Carlos Roberto Pinto, que completou 72 anos na última segunda-feira (9), vive uma situação diferente. “Daria para viver com a aposentadoria, mas não consigo ficar parado em casa. Ficaria doente”, explicou. Ele se aposentou, mas seguiu no emprego em um restaurante na Vila Industrial, onde está há 28 anos. “Eu faço o que for necessário. Se precisar ir para a cozinha, vou”, ressaltou. Ele contou que também desempenha as funções de garçom e balconista.

A mudança em seu cotidiano foi tirar um pouco o pé do acelerador e reduzir a jornada de trabalho. Antes, Carlos Roberto Pinto batia ponto de terça-feira a domingo, mas hoje limitou o trabalho a quatro dias por semana: segunda, quarta, sexta e sábado. Ele não tem planos de parar definitivamente e segue na ativa com um sorriso no rosto e atendendo de forma simpática os clientes, muitos se tornando amigos depois de tanto tempo de convivência.

O aumento no número de idosos entre a população pode ser explicado pelo aumento da expectativa de vida, relacionado aos avanços da medicina e melhoria da qualidade de vida, e queda da taxa de fecundidade. “A ampliação do acesso à saúde no Brasil, proporcionada principalmente pelo SUS (Sistema Único de Saúde) nos últimos anos, com ações que visam à prevenção de doenças e promoção da saúde, contribuem com a mudança no perfil de mortalidade e de saúde da população brasileira. Por sua vez, elas também impactam na longevidade.

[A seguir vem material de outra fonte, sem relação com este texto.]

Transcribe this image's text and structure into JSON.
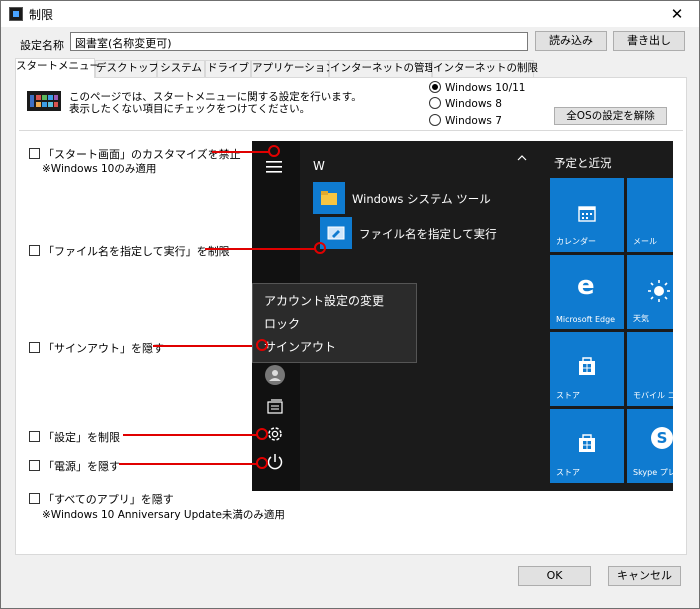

As pessoas vivem mais, pois deixam de morrer por causas evitáveis, causas que podem ser prevenidas, por exemplo”, destacou o 1º secretário-adjunto da Sociedade Brasileira de Geriatria e Gerontologia de São Paulo, e professor da área de Geriatria da Faculdade de Ciências Médicas da Universidade Estadual de Campinas (Unicamp), André Fattori.

Esses fatores refletem no perfil demográfico. A população de Campinas ficou mais velha e mais feminina. De acordo com o Censo 2022, o município tem 209.267 pessoas com mais de 60 anos, aumento de 12,57% em relação aos 185.893 de 2010.

Outro estudo da Fundação Seade mostrou que a taxa de fecundidade da Região Administrativa de Campinas teve queda de 22% entre 2000 e 2023. O número médio de filhos nascidos vivos de mulheres entre 15 e 49 anos caiu de 1,91 para 1,49. Para o diretor do Departamento Intersindical de Estatística e Estudos Socioeconômicos (Dieese), Fausto Augusto Junior, a maior longevidade da população é um desafio para o governo federal e o crescente déficit da Previdência Social.

“Estamos envelhecendo rápido. Isso envolve recursos, direitos previdenciários. O que vamos assistir, além das crianças em situação de rua, serão milhares de idosos em situação de rua. Pessoas que trabalharam a vida toda e que não terão o direito de se aposentar. Isso atinge especialmente as mulheres, que não terão sequer um salário mínimo na velhice”, projetou.

O envelhecimento da população já causou impacto nas finanças da Previdência Social. Entre 2010 e 2022, a proporção dos potenciais beneficiários do Instituto Nacional do Seguro Social (INSS) aumentou 4%, mais de quatro vezes o crescimento dos potenciais contribuintes com idade de 20 a 64 anos. Esse movimento altera a dinâmica produtiva e causa reflexos no mercado de trabalho e no Produto Interno Bruto (PIB), que é a soma de todos os bens e serviços. Além da Previdência, o envelhecimento da população sobrecarrega a saúde pública e exige mudanças em outras áreas.

“É um fenômeno que vem sendo cada vez mais discutido em razão das crescentes demandas que ele coloca para as políticas públicas em áreas como saúde e assistência social”, analisou a Seade em seu relatório. As projeções demográficas feitas pela fundação indicam que em 2035 a população com mais de 65 anos deverá superar a de menores de 15 anos.